Immer mehr Fälle

Das Norovirus schleicht sich an

Landkreis – 50 Fälle von Norovirus legten in Ingolstadt das Klinikum lahm. In Erding fiel an einer Schule der Unterricht aus – aufgrund einer Welle grippaler Infekte. Auch im Landkreis schleichen sich die Viren an. Es gibt aber auch gute Nachrichten.

„Verstärkt sind bei uns Berichte über Magen-Darm-Probleme aufgetreten“, berichtet Dr. Lorenz Weigl, Leiter des Gesundheitsamtes. Die seien vor allem in Gemeinschaftseinrichtungen für Jugendliche und Kinder, also Schulen und Kindergärten, vorgekommen, die solche Krankheitsfälle melden müssen. Man gehe aufgrund des zeitlichen Verlaufs davon aus, dass es sich um das Norovirus handelt. Laborergebnisse liegen hier meist nicht vor.

Aber es gibt auch gesicherte Norovirus-Zahlen – und die haben die üblichen Werte bereits überschritten. Dabei handelt es sich um alle registrierten Fälle, also auch Erwachsene, die mit ihren Beschwerden zum Arzt gegangen sind, der dann eine Laboruntersuchung in Auftrag gegeben hat. Ärzte und Labore sind laut dem Infektionsschutzgesetz verpflichtet, jeden nachgewiesenen Fall zu melden.

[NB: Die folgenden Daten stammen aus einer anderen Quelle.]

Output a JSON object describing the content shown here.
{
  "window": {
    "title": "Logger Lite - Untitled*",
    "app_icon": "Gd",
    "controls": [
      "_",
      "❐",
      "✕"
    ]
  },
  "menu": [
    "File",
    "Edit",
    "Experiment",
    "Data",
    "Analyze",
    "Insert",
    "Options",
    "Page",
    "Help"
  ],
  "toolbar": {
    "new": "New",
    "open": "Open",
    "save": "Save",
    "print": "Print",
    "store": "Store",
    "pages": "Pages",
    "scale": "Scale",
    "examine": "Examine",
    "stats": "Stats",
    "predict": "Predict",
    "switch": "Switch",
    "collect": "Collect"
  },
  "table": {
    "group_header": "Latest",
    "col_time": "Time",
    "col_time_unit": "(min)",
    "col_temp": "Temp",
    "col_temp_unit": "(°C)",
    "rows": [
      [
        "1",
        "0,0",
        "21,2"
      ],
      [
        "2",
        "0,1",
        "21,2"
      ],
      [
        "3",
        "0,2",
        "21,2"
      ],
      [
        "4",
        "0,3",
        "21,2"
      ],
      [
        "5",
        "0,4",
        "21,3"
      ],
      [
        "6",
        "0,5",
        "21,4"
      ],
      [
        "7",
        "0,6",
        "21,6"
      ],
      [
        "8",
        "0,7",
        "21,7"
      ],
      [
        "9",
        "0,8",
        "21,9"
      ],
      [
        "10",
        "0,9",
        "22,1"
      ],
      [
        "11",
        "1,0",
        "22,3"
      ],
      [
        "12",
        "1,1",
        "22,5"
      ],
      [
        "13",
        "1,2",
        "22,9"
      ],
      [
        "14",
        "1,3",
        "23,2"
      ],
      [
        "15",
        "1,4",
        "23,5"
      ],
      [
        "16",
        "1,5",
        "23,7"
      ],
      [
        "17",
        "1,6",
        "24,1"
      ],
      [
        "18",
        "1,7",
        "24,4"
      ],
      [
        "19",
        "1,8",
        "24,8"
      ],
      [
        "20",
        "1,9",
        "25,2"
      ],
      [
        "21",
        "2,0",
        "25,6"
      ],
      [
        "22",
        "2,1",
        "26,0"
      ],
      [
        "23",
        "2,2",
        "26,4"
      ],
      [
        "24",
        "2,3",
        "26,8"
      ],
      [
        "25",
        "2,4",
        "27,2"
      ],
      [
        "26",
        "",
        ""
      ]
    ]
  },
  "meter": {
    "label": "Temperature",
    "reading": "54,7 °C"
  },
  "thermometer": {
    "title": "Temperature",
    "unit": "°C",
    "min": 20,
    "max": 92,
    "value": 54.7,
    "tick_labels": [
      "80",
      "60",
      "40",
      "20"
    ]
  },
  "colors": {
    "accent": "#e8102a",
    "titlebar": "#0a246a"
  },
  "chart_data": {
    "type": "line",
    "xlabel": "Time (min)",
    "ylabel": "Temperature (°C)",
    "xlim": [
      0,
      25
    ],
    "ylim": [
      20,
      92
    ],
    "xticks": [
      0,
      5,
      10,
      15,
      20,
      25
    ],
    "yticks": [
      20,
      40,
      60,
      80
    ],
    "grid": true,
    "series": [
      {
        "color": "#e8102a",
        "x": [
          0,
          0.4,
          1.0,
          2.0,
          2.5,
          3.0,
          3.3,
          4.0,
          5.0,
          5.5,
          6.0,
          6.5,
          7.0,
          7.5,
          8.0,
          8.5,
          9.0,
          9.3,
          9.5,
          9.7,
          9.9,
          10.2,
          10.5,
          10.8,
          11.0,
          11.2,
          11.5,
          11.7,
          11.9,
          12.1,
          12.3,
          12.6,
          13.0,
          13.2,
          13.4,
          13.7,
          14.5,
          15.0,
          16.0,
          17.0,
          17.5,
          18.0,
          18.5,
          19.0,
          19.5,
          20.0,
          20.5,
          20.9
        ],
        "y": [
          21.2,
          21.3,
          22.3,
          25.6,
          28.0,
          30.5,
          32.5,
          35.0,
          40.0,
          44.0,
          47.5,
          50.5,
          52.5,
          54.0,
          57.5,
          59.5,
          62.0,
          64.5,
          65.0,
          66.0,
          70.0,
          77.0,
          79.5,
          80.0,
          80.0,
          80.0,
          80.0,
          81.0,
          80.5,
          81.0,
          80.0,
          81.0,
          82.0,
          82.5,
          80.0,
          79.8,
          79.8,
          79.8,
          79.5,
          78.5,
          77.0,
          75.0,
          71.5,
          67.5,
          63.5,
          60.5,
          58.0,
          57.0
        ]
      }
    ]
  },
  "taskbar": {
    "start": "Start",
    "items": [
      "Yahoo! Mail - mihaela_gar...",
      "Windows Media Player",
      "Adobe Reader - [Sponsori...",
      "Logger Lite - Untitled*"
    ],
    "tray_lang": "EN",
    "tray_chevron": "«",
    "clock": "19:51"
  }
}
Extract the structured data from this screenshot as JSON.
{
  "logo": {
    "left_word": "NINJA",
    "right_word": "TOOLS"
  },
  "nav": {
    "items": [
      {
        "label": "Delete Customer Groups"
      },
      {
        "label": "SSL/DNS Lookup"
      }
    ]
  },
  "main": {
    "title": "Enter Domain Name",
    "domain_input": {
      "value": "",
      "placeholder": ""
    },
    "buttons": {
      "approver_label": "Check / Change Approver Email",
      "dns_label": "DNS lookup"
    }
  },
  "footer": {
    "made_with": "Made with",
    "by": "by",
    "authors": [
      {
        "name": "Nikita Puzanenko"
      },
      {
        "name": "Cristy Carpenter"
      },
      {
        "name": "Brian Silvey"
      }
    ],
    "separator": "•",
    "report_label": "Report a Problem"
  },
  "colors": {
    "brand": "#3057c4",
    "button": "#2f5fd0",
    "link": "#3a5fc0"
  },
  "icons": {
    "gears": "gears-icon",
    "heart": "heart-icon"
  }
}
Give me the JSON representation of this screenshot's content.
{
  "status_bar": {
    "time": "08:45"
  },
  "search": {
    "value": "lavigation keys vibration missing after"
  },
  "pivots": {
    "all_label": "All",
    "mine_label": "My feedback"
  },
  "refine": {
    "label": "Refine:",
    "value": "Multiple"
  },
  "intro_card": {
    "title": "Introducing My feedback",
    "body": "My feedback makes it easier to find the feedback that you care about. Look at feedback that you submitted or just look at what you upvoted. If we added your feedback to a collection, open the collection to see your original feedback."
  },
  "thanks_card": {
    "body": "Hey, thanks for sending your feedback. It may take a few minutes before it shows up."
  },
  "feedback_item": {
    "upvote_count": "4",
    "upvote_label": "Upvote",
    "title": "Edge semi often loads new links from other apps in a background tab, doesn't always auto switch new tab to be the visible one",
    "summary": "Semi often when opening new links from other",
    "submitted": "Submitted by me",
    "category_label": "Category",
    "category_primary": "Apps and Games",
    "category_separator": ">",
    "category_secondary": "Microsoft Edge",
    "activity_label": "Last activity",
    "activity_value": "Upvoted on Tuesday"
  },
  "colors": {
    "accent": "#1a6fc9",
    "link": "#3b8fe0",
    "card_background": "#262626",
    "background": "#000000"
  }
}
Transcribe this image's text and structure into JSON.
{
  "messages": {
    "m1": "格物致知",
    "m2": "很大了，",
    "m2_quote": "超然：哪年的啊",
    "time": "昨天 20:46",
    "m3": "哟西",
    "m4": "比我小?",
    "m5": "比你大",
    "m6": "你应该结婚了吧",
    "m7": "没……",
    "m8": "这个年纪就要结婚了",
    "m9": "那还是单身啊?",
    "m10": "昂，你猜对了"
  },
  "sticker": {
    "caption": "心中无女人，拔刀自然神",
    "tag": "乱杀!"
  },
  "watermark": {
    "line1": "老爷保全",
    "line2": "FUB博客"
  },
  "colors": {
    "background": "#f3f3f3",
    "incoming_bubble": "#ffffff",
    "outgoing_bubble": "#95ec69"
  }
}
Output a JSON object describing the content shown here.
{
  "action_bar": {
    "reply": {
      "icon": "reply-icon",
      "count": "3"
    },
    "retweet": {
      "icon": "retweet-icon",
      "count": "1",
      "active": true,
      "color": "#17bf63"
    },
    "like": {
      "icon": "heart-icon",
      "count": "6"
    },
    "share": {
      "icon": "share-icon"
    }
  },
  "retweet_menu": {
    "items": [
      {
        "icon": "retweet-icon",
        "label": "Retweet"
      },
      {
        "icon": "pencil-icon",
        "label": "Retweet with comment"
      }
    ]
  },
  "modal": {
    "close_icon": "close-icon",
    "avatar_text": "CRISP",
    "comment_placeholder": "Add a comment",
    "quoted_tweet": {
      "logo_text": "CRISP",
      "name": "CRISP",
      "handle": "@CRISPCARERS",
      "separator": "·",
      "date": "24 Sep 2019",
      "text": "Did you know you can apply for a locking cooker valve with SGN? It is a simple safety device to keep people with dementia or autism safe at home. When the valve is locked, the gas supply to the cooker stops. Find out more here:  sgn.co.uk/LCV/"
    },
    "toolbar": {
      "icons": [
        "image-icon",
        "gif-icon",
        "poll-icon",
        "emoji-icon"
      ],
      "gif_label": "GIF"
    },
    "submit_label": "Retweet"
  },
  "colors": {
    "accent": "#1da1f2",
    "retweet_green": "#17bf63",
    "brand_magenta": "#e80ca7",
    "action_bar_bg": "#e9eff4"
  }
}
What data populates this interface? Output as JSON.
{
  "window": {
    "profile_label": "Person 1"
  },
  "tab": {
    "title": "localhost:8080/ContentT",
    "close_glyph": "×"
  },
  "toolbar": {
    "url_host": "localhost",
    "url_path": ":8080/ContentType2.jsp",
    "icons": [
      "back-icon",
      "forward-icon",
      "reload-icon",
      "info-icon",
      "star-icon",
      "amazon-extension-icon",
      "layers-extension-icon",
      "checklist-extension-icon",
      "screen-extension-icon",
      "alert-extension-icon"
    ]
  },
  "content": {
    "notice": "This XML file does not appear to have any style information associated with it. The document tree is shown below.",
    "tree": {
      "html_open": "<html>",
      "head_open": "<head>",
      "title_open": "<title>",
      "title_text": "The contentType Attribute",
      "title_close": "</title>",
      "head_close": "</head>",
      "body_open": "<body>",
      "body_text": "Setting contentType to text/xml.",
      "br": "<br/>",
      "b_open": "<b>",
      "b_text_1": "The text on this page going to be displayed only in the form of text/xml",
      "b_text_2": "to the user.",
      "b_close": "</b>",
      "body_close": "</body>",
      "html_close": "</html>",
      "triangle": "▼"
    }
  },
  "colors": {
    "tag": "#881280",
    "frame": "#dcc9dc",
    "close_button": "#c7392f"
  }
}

Beim Vergleich mit dem vierten Quartal 2015 fällt auf, dass es jetzt mit 46 gemeldeten Fällen bereits mehr Betroffene gibt als im betreffenden Zeitraum des Vorjahrs. 2013 waren es hier nur 25 registrierte Fälle.

Wichtig ist nun, die weitere Ausbreitung zu verhindern. Für betroffene Kinder gilt daher folgende Regel: „Sie müssen zwei Tage symptomfrei sein, bevor sie wieder in die Gemeinschaftseinrichtung gehen können“, erklärt Weigl. Denn: Einen Tag nach dem Erbrechen und Durchfall kann der Erkrankte immer noch ansteckend sein. Das Norovirus, wird durch Schmierinfektion übertragen. Hat man den Erreger einmal an der Hand, etwa durch das Anfassen von Türklinken in öffentlichen Einrichtungen (wie Toiletten), kann es schnell in den Mund gelangen. Eine weitere Art, Dritte zu infizieren: „Erbricht sich jemand schwallartig, kann das Virus über Tröpfchen über die Luft auf andere übertragen werden“, weiß Weigl. Deshalb sei es wichtig, dass der Raum sofort gelüftet, saubergemacht und problematische Stellen desinfiziert werden. Immer wichtig: Händehygiene.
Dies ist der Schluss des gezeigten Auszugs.